FORT EDWARD, N.Y. (AP) — Maj. Robert Rogers, the frontiersman whose 18th century manual on guerrilla warfare became a blueprint for Army Ranger fighting tactics, is getting what some consider a long-overdue honor: a statue in his memory.

But some veterans believe unveiling the monument on Memorial Day is insensitive because Rogers was loyal to Britain during the Revolutionary War.

“I think it’s a travesty that we would think about honoring a person, especially someone who fought against us, on that day,” said Bob Bearor, who served in the Army’s 101st Airborne Division in the 1960s. “It’s a sacred day. … Let’s honor our dead who died for our country.”

The life-size bronze statue is scheduled to be unveiled during a ceremony on Rogers Island in the Hudson River, 40 miles north of Albany. The island served as the base camp for Rogers’ Rangers during the late 1750s, when the British and French fought for control of North America.

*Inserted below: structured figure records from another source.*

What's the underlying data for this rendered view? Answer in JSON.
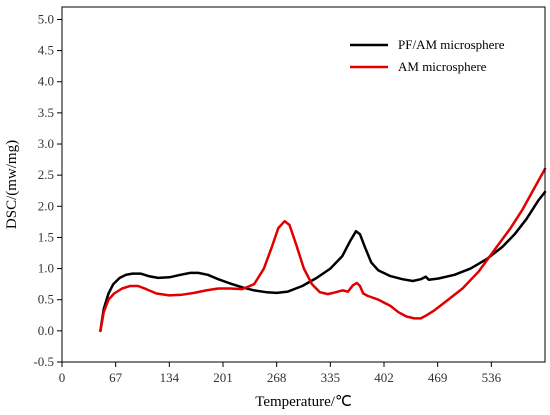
{
  "chart_data": {
    "type": "line",
    "title": "",
    "xlabel": "Temperature/℃",
    "ylabel": "DSC/(mw/mg)",
    "xlim": [
      0,
      603
    ],
    "ylim": [
      -0.5,
      5.2
    ],
    "xticks": [
      0,
      67,
      134,
      201,
      268,
      335,
      402,
      469,
      536
    ],
    "xtick_labels": [
      "0",
      "67",
      "134",
      "201",
      "268",
      "335",
      "402",
      "469",
      "536"
    ],
    "yticks": [
      -0.5,
      0.0,
      0.5,
      1.0,
      1.5,
      2.0,
      2.5,
      3.0,
      3.5,
      4.0,
      4.5,
      5.0
    ],
    "ytick_labels": [
      "-0.5",
      "0.0",
      "0.5",
      "1.0",
      "1.5",
      "2.0",
      "2.5",
      "3.0",
      "3.5",
      "4.0",
      "4.5",
      "5.0"
    ],
    "grid": false,
    "legend_position": "top-right",
    "series": [
      {
        "name": "PF/AM microsphere",
        "color": "#000000",
        "points": [
          [
            48,
            0.0
          ],
          [
            52,
            0.35
          ],
          [
            58,
            0.6
          ],
          [
            64,
            0.75
          ],
          [
            72,
            0.85
          ],
          [
            80,
            0.9
          ],
          [
            88,
            0.92
          ],
          [
            98,
            0.92
          ],
          [
            108,
            0.88
          ],
          [
            120,
            0.85
          ],
          [
            134,
            0.86
          ],
          [
            148,
            0.9
          ],
          [
            160,
            0.93
          ],
          [
            170,
            0.93
          ],
          [
            182,
            0.9
          ],
          [
            195,
            0.83
          ],
          [
            210,
            0.76
          ],
          [
            225,
            0.7
          ],
          [
            240,
            0.65
          ],
          [
            255,
            0.62
          ],
          [
            268,
            0.61
          ],
          [
            282,
            0.63
          ],
          [
            300,
            0.72
          ],
          [
            318,
            0.85
          ],
          [
            335,
            1.0
          ],
          [
            350,
            1.2
          ],
          [
            360,
            1.45
          ],
          [
            367,
            1.6
          ],
          [
            372,
            1.55
          ],
          [
            378,
            1.35
          ],
          [
            386,
            1.1
          ],
          [
            395,
            0.97
          ],
          [
            410,
            0.88
          ],
          [
            425,
            0.83
          ],
          [
            438,
            0.8
          ],
          [
            448,
            0.83
          ],
          [
            454,
            0.87
          ],
          [
            458,
            0.82
          ],
          [
            470,
            0.84
          ],
          [
            490,
            0.9
          ],
          [
            510,
            1.0
          ],
          [
            530,
            1.15
          ],
          [
            550,
            1.35
          ],
          [
            565,
            1.55
          ],
          [
            580,
            1.8
          ],
          [
            595,
            2.1
          ],
          [
            603,
            2.23
          ]
        ]
      },
      {
        "name": "AM microsphere",
        "color": "#e00000",
        "points": [
          [
            48,
            0.0
          ],
          [
            52,
            0.3
          ],
          [
            58,
            0.5
          ],
          [
            65,
            0.6
          ],
          [
            75,
            0.68
          ],
          [
            85,
            0.72
          ],
          [
            95,
            0.72
          ],
          [
            105,
            0.67
          ],
          [
            118,
            0.6
          ],
          [
            134,
            0.57
          ],
          [
            150,
            0.58
          ],
          [
            165,
            0.61
          ],
          [
            180,
            0.65
          ],
          [
            195,
            0.68
          ],
          [
            210,
            0.68
          ],
          [
            225,
            0.67
          ],
          [
            240,
            0.75
          ],
          [
            252,
            1.0
          ],
          [
            262,
            1.35
          ],
          [
            270,
            1.65
          ],
          [
            278,
            1.76
          ],
          [
            284,
            1.7
          ],
          [
            292,
            1.4
          ],
          [
            302,
            1.0
          ],
          [
            312,
            0.75
          ],
          [
            322,
            0.62
          ],
          [
            332,
            0.59
          ],
          [
            342,
            0.62
          ],
          [
            350,
            0.65
          ],
          [
            357,
            0.63
          ],
          [
            363,
            0.73
          ],
          [
            368,
            0.77
          ],
          [
            372,
            0.72
          ],
          [
            376,
            0.6
          ],
          [
            382,
            0.56
          ],
          [
            395,
            0.5
          ],
          [
            410,
            0.4
          ],
          [
            420,
            0.3
          ],
          [
            430,
            0.23
          ],
          [
            440,
            0.2
          ],
          [
            448,
            0.2
          ],
          [
            455,
            0.25
          ],
          [
            465,
            0.33
          ],
          [
            480,
            0.48
          ],
          [
            500,
            0.68
          ],
          [
            520,
            0.95
          ],
          [
            540,
            1.3
          ],
          [
            560,
            1.65
          ],
          [
            575,
            1.95
          ],
          [
            590,
            2.3
          ],
          [
            603,
            2.6
          ]
        ]
      }
    ]
  }
}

The statue will stand near the site where Rogers penned “Rules of Discipline,” a common sense guideline for battling the French and their Indian allies in the North American wilderness in 1757. Also known as Rogers’ “Standing Orders,” the rules have been boiled down over the years from 28 to 19 and are still used to train soldiers at the Army Ranger School at Fort Benning, Ga.

Rule No. 1 of Rogers’ manual, popularized and paraphrased in the novel, “The Northwest Passage,” is, “Don’t forget nothing.” Another rule, No. 15, is “Don’t sleep beyond dawn. Dawn’s when the French and Indians attack.”

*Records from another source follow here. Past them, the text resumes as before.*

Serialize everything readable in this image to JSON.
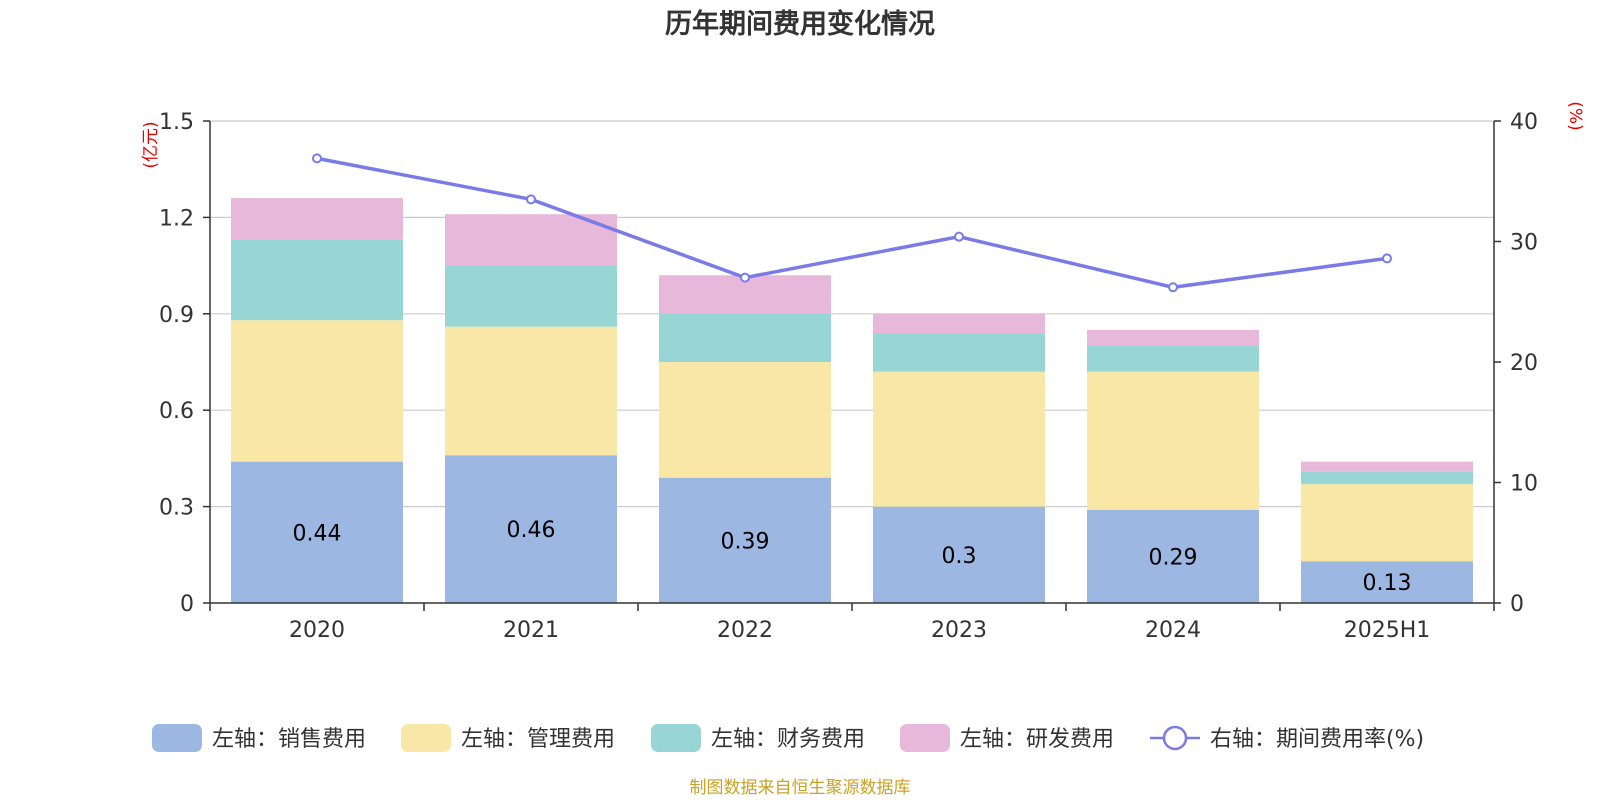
{
  "chart_data": {
    "type": "bar",
    "stacked": true,
    "title": "历年期间费用变化情况",
    "categories": [
      "2020",
      "2021",
      "2022",
      "2023",
      "2024",
      "2025H1"
    ],
    "left_axis": {
      "unit": "(亿元)",
      "ylim": [
        0,
        1.5
      ],
      "ticks": [
        "0",
        "0.3",
        "0.6",
        "0.9",
        "1.2",
        "1.5"
      ]
    },
    "right_axis": {
      "unit": "(%)",
      "ylim": [
        0,
        40
      ],
      "ticks": [
        "0",
        "10",
        "20",
        "30",
        "40"
      ]
    },
    "series": [
      {
        "name": "左轴：销售费用",
        "axis": "left",
        "color": "#9cb8e2",
        "values": [
          0.44,
          0.46,
          0.39,
          0.3,
          0.29,
          0.13
        ],
        "labels": [
          "0.44",
          "0.46",
          "0.39",
          "0.3",
          "0.29",
          "0.13"
        ]
      },
      {
        "name": "左轴：管理费用",
        "axis": "left",
        "color": "#f8e7a6",
        "values": [
          0.44,
          0.4,
          0.36,
          0.42,
          0.43,
          0.24
        ]
      },
      {
        "name": "左轴：财务费用",
        "axis": "left",
        "color": "#98d5d5",
        "values": [
          0.25,
          0.19,
          0.15,
          0.12,
          0.08,
          0.04
        ]
      },
      {
        "name": "左轴：研发费用",
        "axis": "left",
        "color": "#e7b8da",
        "values": [
          0.13,
          0.16,
          0.12,
          0.06,
          0.05,
          0.03
        ]
      }
    ],
    "line": {
      "name": "右轴：期间费用率(%)",
      "axis": "right",
      "type": "line",
      "color": "#7b7be8",
      "values": [
        36.9,
        33.5,
        27.0,
        30.4,
        26.2,
        28.6
      ]
    },
    "legend_position": "bottom",
    "grid": true,
    "source": "制图数据来自恒生聚源数据库"
  }
}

Although some veterans say they have no qualms with the Rogers statue, Mr. Bearor and others said they are upset over a local developer’s plans to unveil the statue tomorrow, when the nation honors its war dead.

Mr. Bearor said Rogers, a New Hampshire-born frontiersman who led his Rogers’ Rangers on guerrilla raids for the British during the French and Indian War, turned against his fellow Americans in the Revolutionary War.

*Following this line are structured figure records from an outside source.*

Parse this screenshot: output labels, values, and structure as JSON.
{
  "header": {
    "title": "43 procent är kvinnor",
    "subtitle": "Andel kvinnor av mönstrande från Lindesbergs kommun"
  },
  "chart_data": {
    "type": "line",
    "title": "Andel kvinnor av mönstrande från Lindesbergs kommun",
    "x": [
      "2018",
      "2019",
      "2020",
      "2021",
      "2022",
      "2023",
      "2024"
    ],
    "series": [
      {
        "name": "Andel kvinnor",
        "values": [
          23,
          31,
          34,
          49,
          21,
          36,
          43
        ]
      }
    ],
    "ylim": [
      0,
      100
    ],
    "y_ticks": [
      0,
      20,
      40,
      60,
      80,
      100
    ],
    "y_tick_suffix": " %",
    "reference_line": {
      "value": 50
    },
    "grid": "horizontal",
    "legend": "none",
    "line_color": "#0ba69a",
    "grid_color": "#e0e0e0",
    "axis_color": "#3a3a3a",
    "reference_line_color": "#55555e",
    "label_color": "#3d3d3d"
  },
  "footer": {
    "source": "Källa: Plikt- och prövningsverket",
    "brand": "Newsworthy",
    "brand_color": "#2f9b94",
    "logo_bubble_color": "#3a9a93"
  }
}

But organizers of the May 30 event defend the timing, saying that holding it on the holiday allows the greatest number of local dignitaries and the public to attend.

Richard Fuller is caretaker of the private portion of Rogers Island where the statue will stand. The property is owned by retired construction executive Frank Nastasi of Syosset. Both men are veterans and neither believes that holding the event on Memorial Day shows disrespect for America’s war dead, Mr. Fuller said.

Although he doesn’t deny Rogers’ military legacy, Mr. Bearor, a French and Indian War re-enactor and author of several books on the conflict, questions holding a Memorial Day tribute to a man who George Washington didn’t trust.

Fearing Rogers was a British spy, Washington turned down his request to join the Continental Army at the outset of the American Revolution. Rogers went on to raise a company of loyalist rangers, but failed to have the impact he had in the previous war. A heavy drinker, he died a pauper in England in 1795 and lies buried somewhere beneath the streets of London.